One of my great mentors, Pat Cane, founder of Capacitar International, recently shared some research demonstrating that “the Positivity Effect has been studied by researchers since the 1970s showing that positive people have better health, motivation, relationships & success in “life”.¹
Why is it then, that this is still so controversial for some? We hear references to “toxic positivity” and “cruel optimism” that seem to suggest that positivity and optimism is wrong in some way.
In today’s blog, I’d like to share some facts that point in favour of taking a more positive and optimistic view on life and some tools to enable you to embrace both should you so choose.

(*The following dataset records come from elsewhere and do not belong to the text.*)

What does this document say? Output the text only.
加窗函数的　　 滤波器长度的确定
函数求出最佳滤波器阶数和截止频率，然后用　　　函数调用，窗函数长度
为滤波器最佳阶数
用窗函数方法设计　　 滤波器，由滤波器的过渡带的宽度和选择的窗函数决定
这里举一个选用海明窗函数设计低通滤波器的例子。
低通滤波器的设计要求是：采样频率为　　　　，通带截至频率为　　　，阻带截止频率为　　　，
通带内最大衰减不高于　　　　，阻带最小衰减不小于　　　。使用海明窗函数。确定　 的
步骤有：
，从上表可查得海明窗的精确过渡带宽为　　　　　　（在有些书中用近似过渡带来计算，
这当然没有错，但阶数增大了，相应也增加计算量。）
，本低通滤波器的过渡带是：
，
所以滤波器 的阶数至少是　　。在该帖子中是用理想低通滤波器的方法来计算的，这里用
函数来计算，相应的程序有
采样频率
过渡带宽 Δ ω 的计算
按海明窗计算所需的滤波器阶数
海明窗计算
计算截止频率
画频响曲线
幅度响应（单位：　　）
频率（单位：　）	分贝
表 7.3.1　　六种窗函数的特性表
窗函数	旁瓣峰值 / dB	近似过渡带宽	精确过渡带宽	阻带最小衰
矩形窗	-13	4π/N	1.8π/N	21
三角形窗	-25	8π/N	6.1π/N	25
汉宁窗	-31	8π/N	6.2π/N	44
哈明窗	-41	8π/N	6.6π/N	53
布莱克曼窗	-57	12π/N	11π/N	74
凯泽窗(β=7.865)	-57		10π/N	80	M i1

Studies at John Hopkins University have shown a strong link between positivity and health. A positive attitude was found to improve outcomes and life satisfaction across a spectrum of conditions, including traumatic brain injury, stroke and brain tumours.
Researchers from the Mayo Clinic explored the effects of positive thinking and optimism on health and reported the following results:
- Increased life span
- Lower rates of depression
- Lower levels of distress
- Greater resistance to illnesses
- Better psychological and physical wellbeing
- Better cardiovascular health & reduced risk of death from cardiovascular disease
- Reduced risk of death from cancer, infections and respiratory conditions
- Better coping skills during hardships and times of stress
A Study on Positivity in Women at Harvard Chan School of Public Health funded by an NIH Grant, researched data of 70,000 women (2004-2012) enrolled in the Nurses’ Health Study. The study showed that the most optimistic women had:
- 30% lower risk of dying from a variety of diseases
- 16% lower risk of dying of cancer
- 38% lower risk of dying from heart disease
- 39% lower risk of dying from stroke
- 38% lower risk of dying from respiratory disease
- 52% lower risk of dying from infection
The study also showed that levels of optimism can be altered with simple interventions, such as writing down and thinking about the best possible outcomes or visualizing positive outcomes to challenging situations.
Stanford University researchers studied 240 children (ages 7-10) and found that being positive improved their ability to answer math problems, increased their memories and enhanced their problem-solving abilities.
Research demonstrates that positivity and optimism have positive effect. So why is it still being debated?
There is no doubt that there is a type of toxic positivity that becomes so as a result of denying the challenge/s in our lives and forcing ourselves, or feeling forced by others, to plaster a smile on top. When I encourage positivity and optimism for myself or my clients or for you reading this today, I am not arguing for denial of current realities. And I readily acknowledge the need to allow ourselves to feel the pain and challenge of those conditions.
However, in the immortal words of Kirsten Welles, Master coach at the Brave Thinking Institute where I trained, “you don’t want to pitch a tent there”. You don’t want to get stuck in the pain and the challenge. And in that regard, I do argue for denying the power of unwanted and unpreferred conditions to dictate your feelings or control your outcomes in the longer term.
Photo by Josh Couch on Unsplash
You have dominion.
As Viktor Frankl said, “Everything can be taken from a [wo]man but one thing: the last of the human freedoms—to choose one’s attitude in any given set of circumstances, to choose one’s own way.”
No matter what is going on in your life, you get to decide the meaning you give to it and how you respond to it. You can choose to look for and find a silver lining. You can choose to seek and find what Napoleon Hill refers to as “the seed of equal or greater benefit”.
You get to choose.
My invitation to you is to choose positivity and optimism on the basis of the results they enable – improved health, better coping skills and enhanced outcomes.
Here are some guidelines from the Mayo Foundation to create new positive habits of thought:
- Identify the areas you want to change.
- Check yourself during the day. Stop & evaluate!
- Be open to humour during difficult times. Laugh at life!
- Follow a healthy lifestyle: exercise, diet, sleep.
- Surround yourself with positive supportive people.
- Practice positive self-talk.
- Be thankful!
If you’ve been following my work for a while, these are all familiar strategies!
And I want to share with you this practice developed in a 2005 study led by Martin Seligman: “Three Good Things”. The practice is to spend 5-10 minutes at the end of each day writing in detail about three things to celebrate, large or small, and also reflect on why they were worth celebrating.
Photo by Patrick Tomasso on Unsplash
Participants in the original study reported increased levels of happiness that persisted for six months. This practice is effective because it not only helps you remember and appreciate moments that are positive, but it also helps you savour the moment and remember it more vividly later on. You can also use last week’s blog exercise of Tapping in the Good, to continue to train your nervous system to the positive.
Ultimately, as Einstein put it, “The single most important decision any of us will ever make is whether or not to believe the universe is friendly.”
I choose to believe the Universe is friendly and I encourage you to exercise your choice too and make it one that works for you!
[1] Dr Patricia Cane, presentation to Capacitar Ireland Renewal Day, February 2024 and Dr Patricia Mathes Cane, Integrative Tools for healthcare Professionals: Restorative Practices for Ourselves, Our Teams & Our Patients.